Warum das so ist, hätten 66 Prozent der Befragten damit begründet, dass die Art zu wohnen auch zum eigenen Leben passen müsse. "Träumen ist schön und gut, aber man muss auch sehen, was realisierbar ist", so der Tenor von 59 Prozent der Antworten zu diesem Punkt. Diese nüchterne, pragmatische Sichtweise resultiere in vielen Fällen nicht zuletzt daraus, dass die Wohnträume die finanziellen Ressourcen der Befragten übersteigen würden. Sie würden die Menschen auch von ihrem gewohnten Leben abkoppeln.

Immer noch hoch im Kurs: das frei stehende Einfamilienhaus in Stadtnähe

Doch auch wenn die Deutschen genügsam sind, muss ihre Traumimmobilie nach den Erkenntnissen der Interhyp eine Menge bieten: Sie soll gut gelegen und behaglich sein, der Weg zur Arbeit sollte nicht zu weit sein, 53 Prozent wünschen sich Freunde und Familie in der Nähe (2016 waren es nur 36 Prozent). Der Wohntraum sollte zudem gut ausgestattet und ausreichend groß sein. Darüber hinaus gehören Freizeitmöglichkeiten, Parks und Zugang zur Natur ebenfalls zum idealen Ambiente des Zuhauses.

Verwirklichen lässt sich all das nach der Vorstellung von 60 Prozent der Befragten am besten in einem frei stehenden Einfamilienhaus im Umland einer kleinen oder größeren Stadt. In diesem Einfamilienhaus hätten die Deutschen der Studie zufolge gern eine moderne Einbauküche (78 Prozent), ein Gäste-WC und einen Garten (beides 73 Prozent), eine Garage (72 Prozent), eine Terrasse oder einen Balkon (67 Prozent), einen Hauswirtschaftsraum (62 Prozent) und idealerweise eine Fußbodenheizung (57 Prozent).

"Es zeigt sich wieder, wie praktisch die Deutschen auch beim Träumen veranlagt sind", erklärte Mirjam Mohr, Vorstandsmitglied der Interhyp AG, bei der Präsentation der Studienergebnisse in München.
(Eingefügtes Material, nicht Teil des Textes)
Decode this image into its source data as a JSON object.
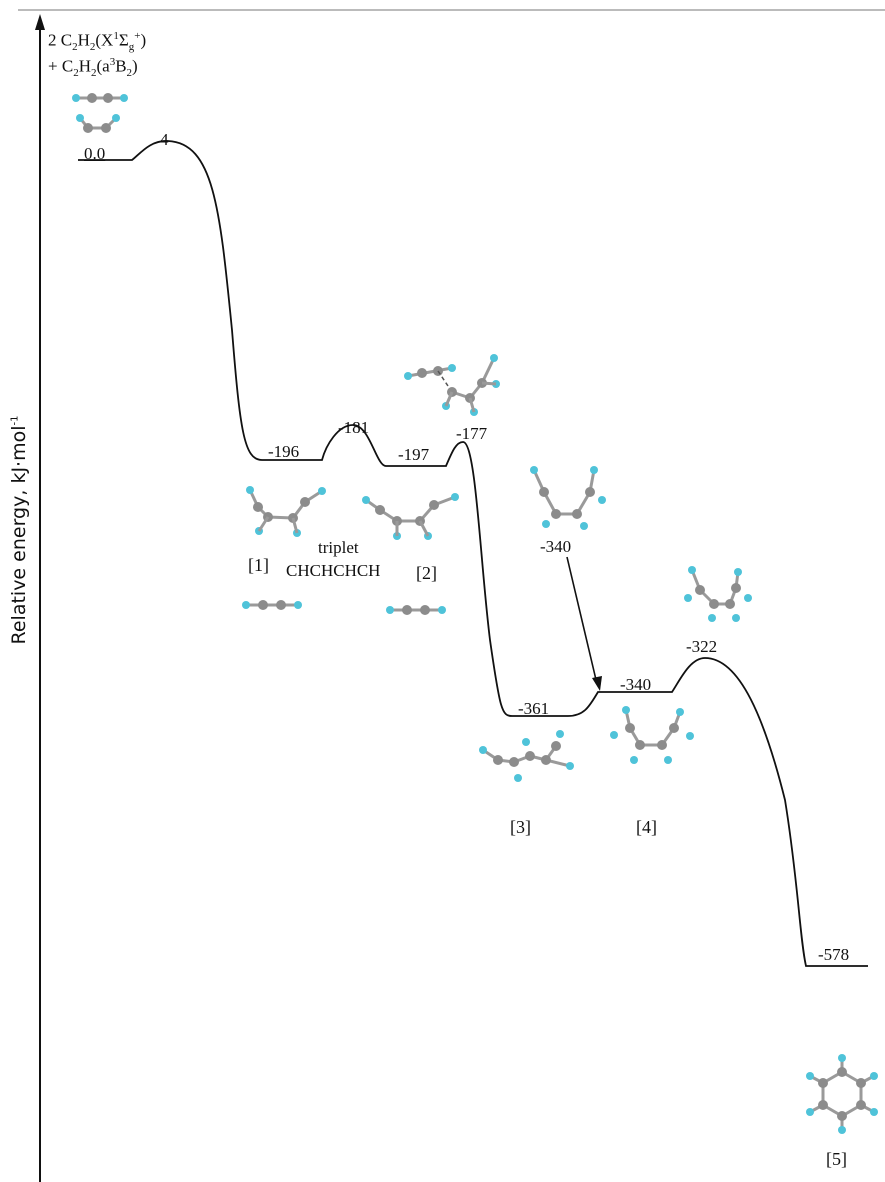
{
  "y_axis": {
    "label": "Relative energy, kJ·mol",
    "unit_superscript": "-1"
  },
  "reactants": {
    "line1": {
      "prefix": "2 C",
      "s1": "2",
      "mid": "H",
      "s2": "2",
      "paren_open": "(X",
      "sup1": "1",
      "sigma": "Σ",
      "sub_g": "g",
      "sup_plus": "+",
      "paren_close": ")"
    },
    "line2": {
      "prefix": "+ C",
      "s1": "2",
      "mid": "H",
      "s2": "2",
      "paren_open": "(a",
      "sup3": "3",
      "b": "B",
      "sub2": "2",
      "paren_close": ")"
    }
  },
  "energy_labels": {
    "reactant": "0.0",
    "ts0": "4",
    "int1": "-196",
    "ts1": "-181",
    "int2": "-197",
    "ts2": "-177",
    "int3": "-361",
    "int4": "-340",
    "int4_alt": "-340",
    "ts3": "-322",
    "product": "-578"
  },
  "species_labels": {
    "s1": "[1]",
    "triplet": "triplet",
    "chchchch": "CHCHCHCH",
    "s2": "[2]",
    "s3": "[3]",
    "s4": "[4]",
    "s5": "[5]"
  },
  "colors": {
    "carbon": "#8c8c8c",
    "hydrogen": "#4fc3d9",
    "bond": "#9a9a9a",
    "line": "#111111"
  }
}
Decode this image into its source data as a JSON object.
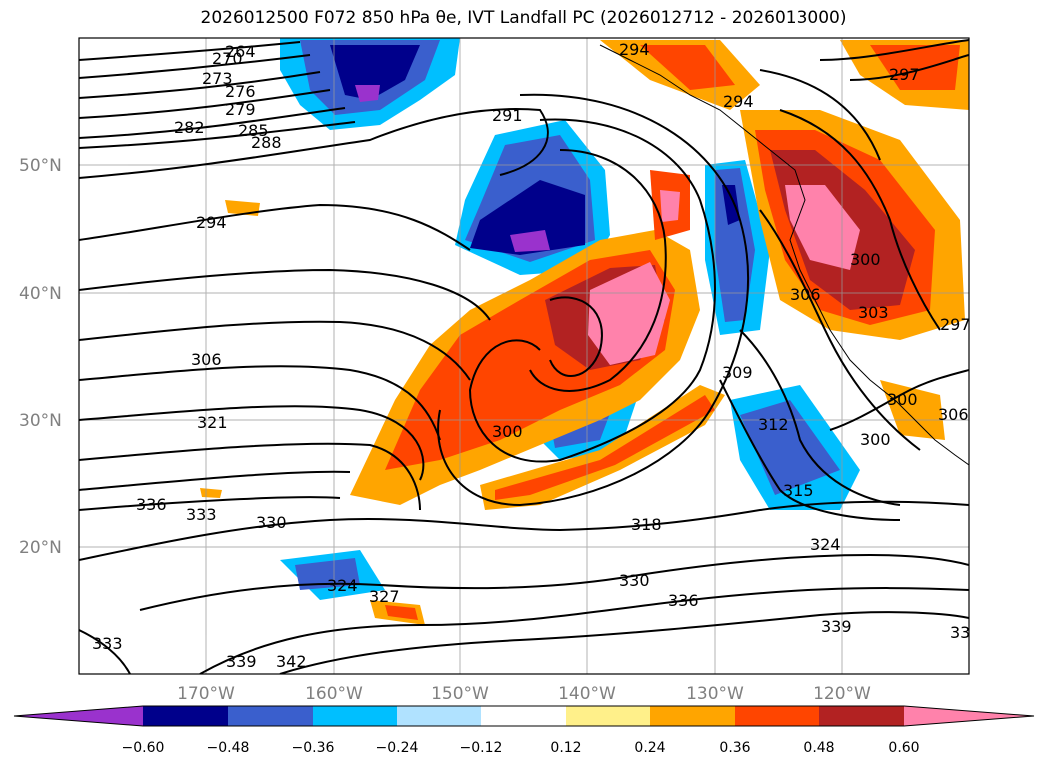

So wünschten sich nur wenige Deutsche Luxusausstattungen wie eine Sauna, einen Pool oder einen Whirlpool. Vor die Wahl gesellt, zu kaufen oder zu mieten, würden sich 76 Prozent der Befragten für ein eigenes Zuhause entscheiden. 90 Prozent erhofften sich dadurch mehr Gestaltungsspielraum, zudem seien sie so unabhängiger von einem Vermieter und seinen Vorstellungen, sparten sich die Miete und seien im Alter abgesichert. Von denen, die bereits gekauft haben, sind laut der Studie 92 Prozent mit ihrer Entscheidung zufrieden. Bei den Mietern seien es "nur" 73 Prozent. Viele von ihnen scheuten vor einem Kauf wegen einer möglicherweise zu hohen finanziellen Belastung durch den Kredit zurück und fürchteten, "kein passendes bezahlbares Objekt zu finden", berichtet Mohr.

Die momentane Wohnsituation der Deutschen sieht der Studie zufolge so aus: 63 Prozent der Befragten leben in einem Mehrfamilienhaus mit durchschnittlich 106 Quadratmetern und vier Zimmern. 60 Prozent wohnen in einer Stadt, 25 Prozent auf dem Land, 15 Prozent im Umland einer Stadt.

Die Studie hat auch regionale Schwerpunkte berücksichtigt: Die freiheitsliebenden Berliner und die Frankfurter finden Urlaubsreisen wichtiger als die eigene Immobilie, bei den Münchnern ist das anders - sie legen "besonders viel Wert auf ein behagliches Zuhause".